I notice the following plot:
image

So therefore, I conclude that the factor parameter in scheduler2 is influencing the initial learning rate for scheduler1.

I would appreciate any insights and guidance on how to overcome this issue.

I don’t believe scheduler2 has any influence in scheduler1 and you would see the same effect by removing it:

scheduler1 = CosineAnnealingLR(optimizer, T_max=num_steps_optimizer1, eta_min=1e-5, verbose=True, last_epoch=-1)

lr_schedule = []
for epoch in range(num_epochs*2):
    optimizer.step()
    scheduler1.step()
    lr_schedule.extend([optimizer.param_groups[0]['lr']])

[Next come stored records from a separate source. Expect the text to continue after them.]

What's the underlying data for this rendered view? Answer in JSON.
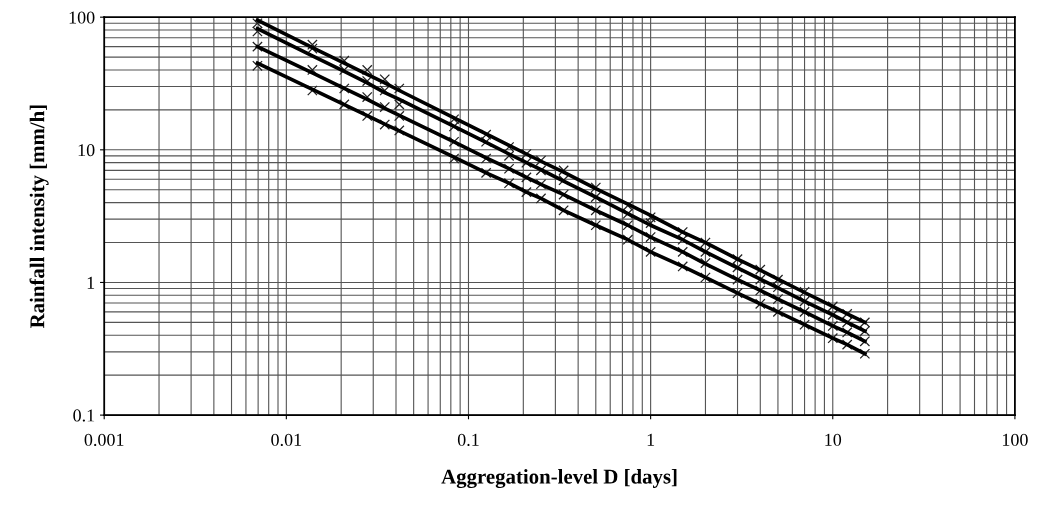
{
  "chart_data": {
    "type": "scatter",
    "xlabel": "Aggregation-level D [days]",
    "ylabel": "Rainfall intensity [mm/h]",
    "log": "xy",
    "grid": true,
    "marker": "cross",
    "xlim": [
      0.001,
      100
    ],
    "xticks": [
      0.001,
      0.01,
      0.1,
      1,
      10,
      100
    ],
    "ylim": [
      0.1,
      100
    ],
    "yticks": [
      0.1,
      1,
      10,
      100
    ],
    "x": [
      0.00694,
      0.0139,
      0.0208,
      0.0278,
      0.0347,
      0.0417,
      0.0833,
      0.125,
      0.167,
      0.208,
      0.25,
      0.333,
      0.5,
      0.75,
      1,
      1.5,
      2,
      3,
      4,
      5,
      7,
      10,
      12,
      15
    ],
    "series": [
      {
        "color": "#222222",
        "values": [
          90,
          62,
          47,
          40,
          34,
          29,
          17,
          13,
          10.5,
          9.3,
          8.3,
          7.0,
          5.2,
          3.8,
          3.1,
          2.4,
          2.0,
          1.5,
          1.25,
          1.05,
          0.85,
          0.66,
          0.58,
          0.5
        ]
      },
      {
        "color": "#222222",
        "values": [
          78,
          58,
          40,
          33,
          28,
          22,
          15,
          11.5,
          9.0,
          8.0,
          7.0,
          5.9,
          4.4,
          3.3,
          2.8,
          2.1,
          1.7,
          1.3,
          1.05,
          0.92,
          0.72,
          0.57,
          0.5,
          0.43
        ]
      },
      {
        "color": "#222222",
        "values": [
          60,
          40,
          29,
          25,
          21,
          18,
          11.5,
          8.6,
          7.2,
          6.2,
          5.5,
          4.6,
          3.5,
          2.7,
          2.2,
          1.7,
          1.4,
          1.05,
          0.87,
          0.75,
          0.6,
          0.47,
          0.42,
          0.36
        ]
      },
      {
        "color": "#222222",
        "values": [
          43,
          28,
          22,
          18,
          15.5,
          14,
          8.6,
          6.7,
          5.6,
          4.8,
          4.3,
          3.5,
          2.7,
          2.1,
          1.7,
          1.32,
          1.09,
          0.83,
          0.69,
          0.6,
          0.48,
          0.38,
          0.34,
          0.29
        ]
      },
      {
        "type": "line",
        "color": "#000000",
        "marker": "none",
        "values": [
          95,
          59,
          45,
          37,
          32,
          28,
          17.4,
          13.2,
          10.8,
          9.3,
          8.2,
          6.8,
          5.1,
          3.9,
          3.2,
          2.4,
          2.0,
          1.5,
          1.24,
          1.06,
          0.84,
          0.66,
          0.58,
          0.5
        ]
      },
      {
        "type": "line",
        "color": "#000000",
        "marker": "none",
        "values": [
          82,
          51,
          39,
          32,
          27,
          24,
          15,
          11.4,
          9.3,
          8.0,
          7.1,
          5.8,
          4.4,
          3.3,
          2.7,
          2.1,
          1.7,
          1.29,
          1.06,
          0.91,
          0.72,
          0.57,
          0.5,
          0.43
        ]
      },
      {
        "type": "line",
        "color": "#000000",
        "marker": "none",
        "values": [
          60,
          38,
          29,
          24,
          20.5,
          18.2,
          11.5,
          8.7,
          7.2,
          6.2,
          5.5,
          4.6,
          3.5,
          2.7,
          2.2,
          1.7,
          1.38,
          1.05,
          0.87,
          0.75,
          0.6,
          0.47,
          0.42,
          0.36
        ]
      },
      {
        "type": "line",
        "color": "#000000",
        "marker": "none",
        "values": [
          45,
          28.5,
          21.9,
          18.1,
          15.6,
          13.9,
          8.8,
          6.7,
          5.6,
          4.8,
          4.3,
          3.5,
          2.7,
          2.1,
          1.7,
          1.32,
          1.09,
          0.83,
          0.69,
          0.6,
          0.48,
          0.38,
          0.34,
          0.29
        ]
      }
    ]
  }
}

# plotting the simulated LR schedule
plt.figure(figsize=(5, 3))
plt.plot(range(len(lr_schedule)), lr_schedule)
plt.xlabel('Epochs')
plt.ylabel('Learning rate')
plt.tight_layout()
plt.show()

which shows:
image

To be honest, I don’t fully understand why the learning rate starts at eta_min since it doesn’t seem to fit the posted formula in the docs:

nmax = 0.1
nmin = 1e-4
Tmax = 72

a = []
for Tcur in range(num_epochs*2):
    a.append(nmin + 0.5 * (nmax - nmin) * (1 + np.cos(Tcur/Tmax * np.pi)))
    
plt.plot(a)

image

But maybe I’m using it wrong and @albanD can correct me.

I’m afraid I don’t know :confused:
We would need to dive into the code.